Клава потянулась сладким движением.
— И ты с ними с обоими ровная?
— Да, — подтвердила Саша.
— Видишь, какая ты. — Клава вздохнула. — А я так не могу. Знаешь, зачем я твои чулки надела? — Она пошевелила под собой ногой в хромовом сапожке.
— Не знаю.
— Не могу же я на свидание со старшиной в портянках идти, — опуская глаза, Клава потеребила угол серого солдатского одеяла.
— С Крутицким? — Саша удержала движение, вспомнив, как старшина предлагал ей в степи пересесть на его подводу. — А как же…
— Сердюков?
— Да.
— Он парень хороший. — Клава вздохнула. — Но к нему во взвод надо через всю балку ходить. А этот под боком.

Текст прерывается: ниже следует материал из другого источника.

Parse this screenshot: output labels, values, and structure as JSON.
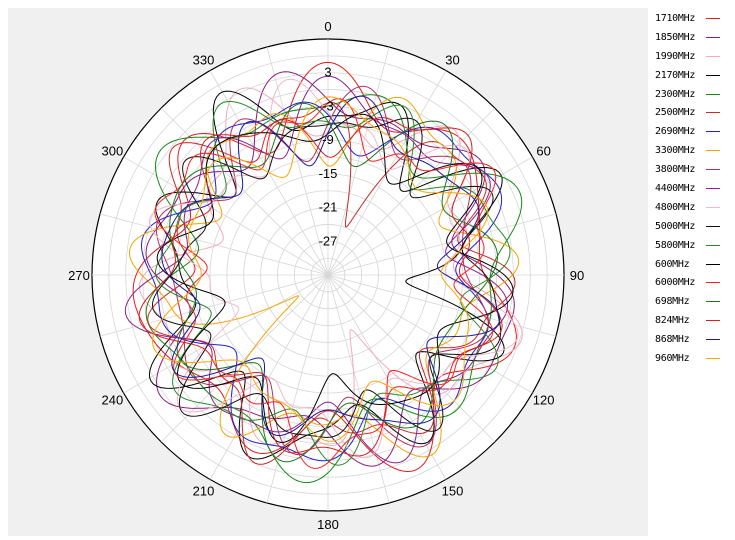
{
  "chart_data": {
    "type": "polar-line",
    "title": "",
    "radial_axis": {
      "range": [
        -33,
        9
      ],
      "ticks": [
        3,
        -3,
        -9,
        -15,
        -21,
        -27
      ]
    },
    "angular_axis": {
      "direction": "clockwise",
      "zero_at": "top",
      "ticks": [
        0,
        30,
        60,
        90,
        120,
        150,
        180,
        210,
        240,
        270,
        300,
        330
      ]
    },
    "grid": true,
    "legend_position": "right",
    "series": [
      {
        "name": "1710MHz",
        "color": "#e21b1b",
        "base": -2.0,
        "amp": 4,
        "k1": 7,
        "k2": 9,
        "seed": 1,
        "notch_angle": null,
        "notch_depth": 0
      },
      {
        "name": "1850MHz",
        "color": "#8a1c7c",
        "base": -3.0,
        "amp": 4,
        "k1": 6,
        "k2": 10,
        "seed": 2,
        "notch_angle": null,
        "notch_depth": 0
      },
      {
        "name": "1990MHz",
        "color": "#f2a9c4",
        "base": -5.0,
        "amp": 5,
        "k1": 5,
        "k2": 11,
        "seed": 3,
        "notch_angle": 160,
        "notch_depth": 10
      },
      {
        "name": "2170MHz",
        "color": "#000000",
        "base": -4.0,
        "amp": 5,
        "k1": 8,
        "k2": 12,
        "seed": 4,
        "notch_angle": 95,
        "notch_depth": 16
      },
      {
        "name": "2300MHz",
        "color": "#138b13",
        "base": -2.5,
        "amp": 4,
        "k1": 6,
        "k2": 9,
        "seed": 5,
        "notch_angle": null,
        "notch_depth": 0
      },
      {
        "name": "2500MHz",
        "color": "#cc2a2a",
        "base": -4.5,
        "amp": 4,
        "k1": 7,
        "k2": 13,
        "seed": 6,
        "notch_angle": 20,
        "notch_depth": 12
      },
      {
        "name": "2690MHz",
        "color": "#2020d8",
        "base": -4.0,
        "amp": 4,
        "k1": 5,
        "k2": 10,
        "seed": 7,
        "notch_angle": null,
        "notch_depth": 0
      },
      {
        "name": "3300MHz",
        "color": "#f5a300",
        "base": -5.0,
        "amp": 5,
        "k1": 6,
        "k2": 11,
        "seed": 8,
        "notch_angle": 235,
        "notch_depth": 14
      },
      {
        "name": "3800MHz",
        "color": "#b03060",
        "base": -5.5,
        "amp": 4,
        "k1": 8,
        "k2": 10,
        "seed": 9,
        "notch_angle": null,
        "notch_depth": 0
      },
      {
        "name": "4400MHz",
        "color": "#8b2090",
        "base": -4.0,
        "amp": 4,
        "k1": 7,
        "k2": 11,
        "seed": 10,
        "notch_angle": null,
        "notch_depth": 0
      },
      {
        "name": "4800MHz",
        "color": "#f0b8c8",
        "base": -6.0,
        "amp": 5,
        "k1": 6,
        "k2": 12,
        "seed": 11,
        "notch_angle": 250,
        "notch_depth": 10
      },
      {
        "name": "5000MHz",
        "color": "#111111",
        "base": -5.0,
        "amp": 4,
        "k1": 9,
        "k2": 13,
        "seed": 12,
        "notch_angle": 340,
        "notch_depth": 9
      },
      {
        "name": "5800MHz",
        "color": "#2a8a2a",
        "base": -4.5,
        "amp": 4,
        "k1": 7,
        "k2": 12,
        "seed": 13,
        "notch_angle": null,
        "notch_depth": 0
      },
      {
        "name": "600MHz",
        "color": "#000000",
        "base": -6.5,
        "amp": 4,
        "k1": 8,
        "k2": 10,
        "seed": 14,
        "notch_angle": 180,
        "notch_depth": 8
      },
      {
        "name": "6000MHz",
        "color": "#ff2020",
        "base": -5.5,
        "amp": 4,
        "k1": 6,
        "k2": 14,
        "seed": 15,
        "notch_angle": null,
        "notch_depth": 0
      },
      {
        "name": "698MHz",
        "color": "#1b7a1b",
        "base": -6.0,
        "amp": 4,
        "k1": 7,
        "k2": 9,
        "seed": 16,
        "notch_angle": null,
        "notch_depth": 0
      },
      {
        "name": "824MHz",
        "color": "#d42020",
        "base": -5.0,
        "amp": 4,
        "k1": 5,
        "k2": 12,
        "seed": 17,
        "notch_angle": null,
        "notch_depth": 0
      },
      {
        "name": "868MHz",
        "color": "#1a1aa0",
        "base": -6.5,
        "amp": 4,
        "k1": 8,
        "k2": 11,
        "seed": 18,
        "notch_angle": null,
        "notch_depth": 0
      },
      {
        "name": "960MHz",
        "color": "#ffa500",
        "base": -7.0,
        "amp": 4,
        "k1": 6,
        "k2": 10,
        "seed": 19,
        "notch_angle": null,
        "notch_depth": 0
      }
    ]
  }
}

— Клава! — предостерегающе сказала Саша. Ей послышалось шевеленье в том углу, где спала на своем топчане новенькая санинструктор Ляля.
— Эх, Шурка, разве тебе в такой обувке ходить? — Клава потрогала у топчана кончиком своего офицерского сапожка ее кирзовый сапог. — Нам, девушкам, и так на войне несладко, а ты еще сама себе тяжести прибавляешь. Я бы с твоей наружностью…
— Клава! — указывая глазами в угол землянки, строго повторила Саша.
Клава небрежно отмахнулась.
— Да спит она.
Но Ляля уже сидела на топчане, обхватив колени руками и глядя на них круглыми, расширившимися глазами.
— Вот что ты, Клава, наделала, — шепотом сказала Саша.
— Ничего я такого не сделала, — вставая с ее топчана и потягиваясь на носках, громко возразила Клава. — Ты бы посмотрела, как она за своим политруком глазами шьет.
— Ты сто сказала? — выпрямляясь на постели в белой короткой рубашке во весь рост, угрожающе спросила Ляля.
— Да пошутила я, — примирительно ответила Клава.
— Я не могу с вами вместе зить! — выкрикнула Ляля. И, спрыгивая с топчана, стремительно надевая на себя юбку и гимнастерку, она выбежала из землянки.
— Вот ты что, Клава, наделала, — укоризненно попеняла Саша.
— Пообтешется и будет, как все. — Клава заспешила. — Мне пора, а то мой старшина, ожидаючи меня, может всю тушенку съесть. — Она побежала к двери, но с полдороги вернулась и опять присела к Саше на край топчана. — Ты не подумай, что я какая-нибудь. Думаешь, он мне очень нужен? Да ведь он же баран, у него и глаза бараньи. — Она повела глазами так похоже на Крутицкого, что Саша рассмеялась. — Мне только интересно послушать, как он будет о своей горячей любви городить. А к своему Володьке я как была в полной сохранности, так и вернусь. Я ему, Шурка, каждую ночь на фронт письма пишу и реву, как дура, но он не отвечает. Может, пока я здесь себя для него берегу, у него там уже другая краля завелась. Что ж, только бы я потом не знала про нее. — И уже вставая с топчана, чтобы окончательно уйти, она вдруг с быстрым шепотком наклонилась к Саше: — И для капитана Батурина никогда не растает твоя ледышка? — Она дотронулась ладонью до той стороны груди подруги, где было сердце. — Ну, ну, не сверкай глазами. Ох, Шурка, Шурка, такие, как ты, замороженные, и уводят чужих мужей. Я, Шурка, люблю тебя, — Клава быстро поцеловала Сашу прямо в губы и отпрянула. — Я уже совсем пошла, а то… — Она снова повращала глазами, как Крутицкий.